The University of New England is receiving a $300,000 donation from the Cornelia Cogswell Rossi Foundation to support scholarships for the university’s online graduate programs for public health.

The donation will pay for scholarships and other costs for about 15 to 30 students.

Maine “faces a public health workforce shortage that is projected to get larger in the near future. This is of great concern to many Maine communities where public health resources and services are already limited,” according to a university news release.

The three-year grant will pay for scholarships for students who pursue public health graduate certificates or master’s degrees, and pay for “field experiences working in Maine’s underserved communities.”

The university is partnering with public health care providers and organizations to recruit students into UNE’s graduate program.

“We are looking forward to recruiting candidates from across Maine to enroll in this unique scholarship opportunity that will strengthen Maine’s public health system,” said Edmund Cervone, director of business development at UNE Online, in a statement.

UNE earlier this month won approval for a $93 million plan to move the state’s only medical school from Biddeford to its Portland campus. The move will increase its size and allow the school to bring more desperately needed doctors into the state’s health care workforce, according to the university.

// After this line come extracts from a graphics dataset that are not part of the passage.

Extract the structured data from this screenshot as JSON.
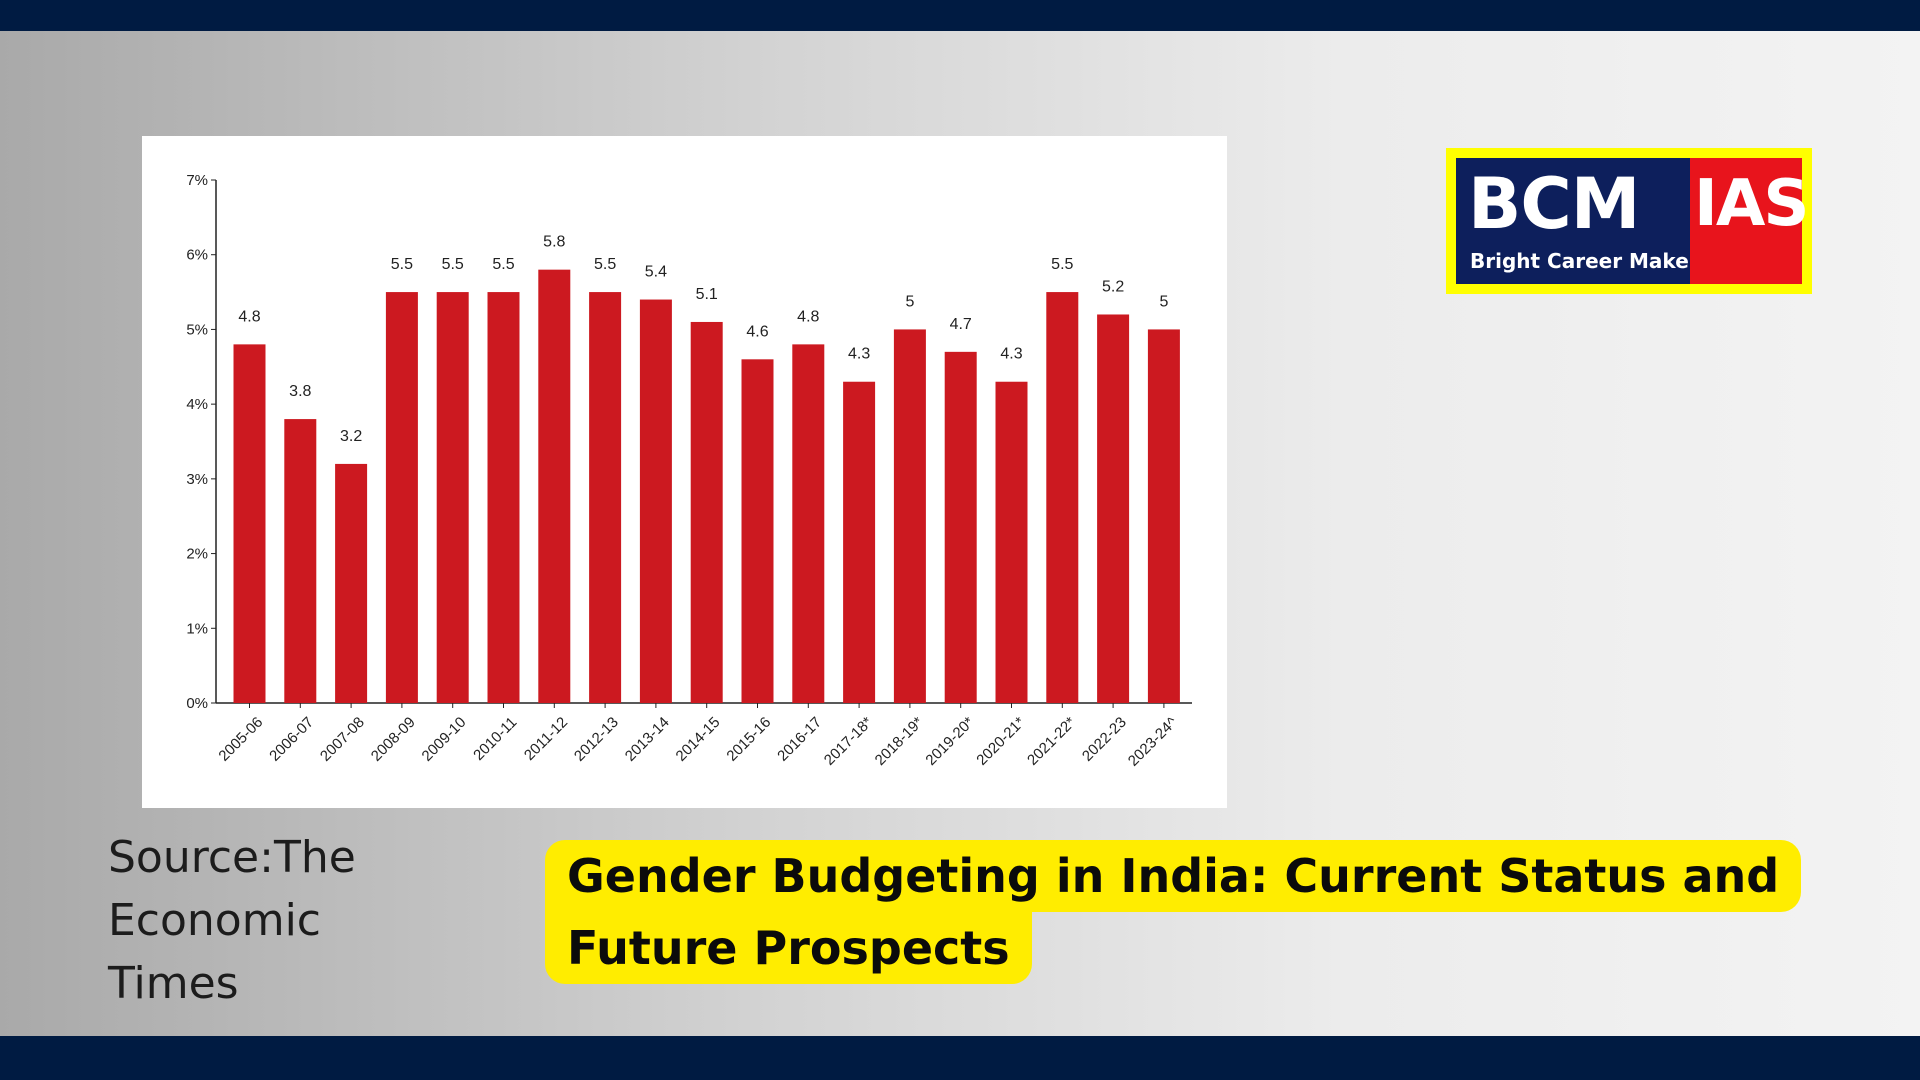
{
  "colors": {
    "bar": "#cc1920",
    "frame": "#001b42",
    "highlight": "#ffed00",
    "logo_blue": "#0d1f5c",
    "logo_red": "#e8141c",
    "logo_border": "#ffff00"
  },
  "logo": {
    "left_text": "BCM",
    "right_text": "IAS",
    "tagline": "Bright Career Maker"
  },
  "source": {
    "text": "Source:The Economic Times"
  },
  "headline": {
    "line1": "Gender Budgeting in India: Current Status and",
    "line2": "Future Prospects"
  },
  "chart_data": {
    "type": "bar",
    "title": "",
    "xlabel": "",
    "ylabel": "",
    "ylim": [
      0,
      7
    ],
    "yticks": [
      "0%",
      "1%",
      "2%",
      "3%",
      "4%",
      "5%",
      "6%",
      "7%"
    ],
    "grid": false,
    "categories": [
      "2005-06",
      "2006-07",
      "2007-08",
      "2008-09",
      "2009-10",
      "2010-11",
      "2011-12",
      "2012-13",
      "2013-14",
      "2014-15",
      "2015-16",
      "2016-17",
      "2017-18*",
      "2018-19*",
      "2019-20*",
      "2020-21*",
      "2021-22*",
      "2022-23",
      "2023-24^"
    ],
    "values": [
      4.8,
      3.8,
      3.2,
      5.5,
      5.5,
      5.5,
      5.8,
      5.5,
      5.4,
      5.1,
      4.6,
      4.8,
      4.3,
      5,
      4.7,
      4.3,
      5.5,
      5.2,
      5
    ],
    "value_labels": [
      "4.8",
      "3.8",
      "3.2",
      "5.5",
      "5.5",
      "5.5",
      "5.8",
      "5.5",
      "5.4",
      "5.1",
      "4.6",
      "4.8",
      "4.3",
      "5",
      "4.7",
      "4.3",
      "5.5",
      "5.2",
      "5"
    ]
  }
}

The Cornelia Cogswell Rossi Foundation, based in Delaware, has donated to other Maine causes, such as LifeFlight of Maine and Jackson Laboratory.

“The Rossi Foundation is delighted to provide the initial funding for these public health scholarships, which we want to benefit as many people in the state as possible,” said John Raben, president of the Cornelia Cogswell Rossi Foundation, in a statement. “The COVID-19 pandemic unfortunately illustrated the critical need to provide more and improved public health services throughout Maine, specifically the need to address the state’s public health workforce shortage.”